22 Mai 2019 , Rédigé par Frédéric Delorca Publié dans #Divers histoire, #Grundlegung zur Metaphysik, #Philosophie et philosophes, #Christianisme, #Cinéma

Si un jour l'envie vous prend de mieux comprendre certains facteurs occultes de l'histoire du monde et de ses développements contemporains, je vous conseille de jeter un oeil à ce long texte en plusieurs parties de la prédicatrice américaine Barbara Aho (en anglais, il faudrait que quelqu'un le traduise en français un jour) qui s'employait il y a quinze ans à "remettre sur leurs pieds" divers mensonges du best seller de Dan Brown "Da Vinci Code". Tout n'est pas exact dans cet exposé (ne serait-ce que sur le plan factuel), mais c'est très intéressante : sur la tribu de Dan, les Mérovingiens, les Templiers, les Jésuites, les Rothschild, la couronne britannique et le Vatican ça décape.

Très modestement je vais me contenter aujourd'hui de vous présenter ici ce que dit dans cette vidéo postée hier (21 mai) en anglais un youtubeur ("Transapocalypse Now") à propos du film de Ron Howard (de 2006) avec Tom Hanks, Audrey Totou et Jean Reno tiré du roman de Dan Brown.
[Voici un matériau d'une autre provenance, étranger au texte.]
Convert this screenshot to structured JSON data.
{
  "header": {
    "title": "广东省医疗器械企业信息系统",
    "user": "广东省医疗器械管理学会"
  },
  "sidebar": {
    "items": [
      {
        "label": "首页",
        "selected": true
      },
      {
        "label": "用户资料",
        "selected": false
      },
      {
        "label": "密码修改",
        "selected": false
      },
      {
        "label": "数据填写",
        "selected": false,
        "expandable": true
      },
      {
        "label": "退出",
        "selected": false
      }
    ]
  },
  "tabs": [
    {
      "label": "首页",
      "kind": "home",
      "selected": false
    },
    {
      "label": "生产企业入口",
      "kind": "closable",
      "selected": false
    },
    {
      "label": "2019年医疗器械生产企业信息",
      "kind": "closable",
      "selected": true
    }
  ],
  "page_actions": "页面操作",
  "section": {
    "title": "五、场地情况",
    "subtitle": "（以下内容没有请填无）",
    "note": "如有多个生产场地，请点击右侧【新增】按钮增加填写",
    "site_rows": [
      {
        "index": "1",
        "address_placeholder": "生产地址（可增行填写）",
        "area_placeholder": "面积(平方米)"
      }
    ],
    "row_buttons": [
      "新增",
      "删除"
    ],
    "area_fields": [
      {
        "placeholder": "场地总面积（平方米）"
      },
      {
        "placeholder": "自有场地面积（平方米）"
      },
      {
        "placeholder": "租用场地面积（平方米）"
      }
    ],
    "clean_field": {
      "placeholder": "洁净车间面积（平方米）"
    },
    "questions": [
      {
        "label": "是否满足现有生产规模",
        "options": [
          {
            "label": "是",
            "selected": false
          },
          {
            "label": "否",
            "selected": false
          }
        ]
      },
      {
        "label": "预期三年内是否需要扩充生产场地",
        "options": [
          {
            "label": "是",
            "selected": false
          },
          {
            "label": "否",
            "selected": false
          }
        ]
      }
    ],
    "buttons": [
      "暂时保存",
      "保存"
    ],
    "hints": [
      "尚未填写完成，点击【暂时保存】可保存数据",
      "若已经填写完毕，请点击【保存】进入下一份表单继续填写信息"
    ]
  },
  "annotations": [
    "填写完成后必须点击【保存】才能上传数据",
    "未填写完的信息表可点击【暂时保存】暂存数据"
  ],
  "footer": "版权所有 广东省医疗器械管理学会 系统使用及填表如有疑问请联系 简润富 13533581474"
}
Il s'y trouve des clés de compréhension importantes de l'ingénierie sociale actuelle.

Au delà de la simple thèse "hétérodoxe" selon laquelle Jésus et Marie-Madeleine auraient été à l'origine d'une lignée royale secrète gardée par les Mérovingiens et les Templiers, le film renvoie surtout au principe alchimique (au fondement des plus hauts degrés de la franc-maçonnerie actuelle) de la divinité androgyne - c'est ce que représentent Jésus et Madeleine - source de libération pour l'humanité.

Robert Langdon, professeur de symbologie, dès les premières images du film esquisse une poignée de main maçonnique et il fera le même signe à la fin du film, quand il aura découvert le secret, ce qui montre bien dans le cadre de quelle "initiation" le film se situe. Sur le feuillet qu'il ouvre (minute 1'40 de la vidéo) s'affiche le symbole de Saturne, familier de l'illuminisme contemporain, puis  le dieu égyptien Horus nourri par Isis. Horus est une figure androgyne qui réunit Isis et Osiris. Une encyclopédie de la franc-maçonnerie d'Albert Mackey de 1916, explique le youtubeur, décrit Horus comme l'hypoténuse du triangle rectangle dont les côtés sont formés par Isis et Osiris. Horus mélange les principes masculin et féminin, une combinaison qui se retrouve dans la svastika hindoue (qui à travers le groupe de Thulé inspira les nazis) et dans les deux triangles, l'un pointé vers le haut, l'autre pointé vers le bas, qu'on retrouve dans l'étoile de David (l'hexagramme, symbole occultiste dans la sorcellerie médiévale que l'on retrouve d'ailleurs dans les églises anciennes) et dans l'équerre et le compas de la maçonnerie. Howard les met en scène dans l'architecture du Louvre (minute 4'28 de a vidéo).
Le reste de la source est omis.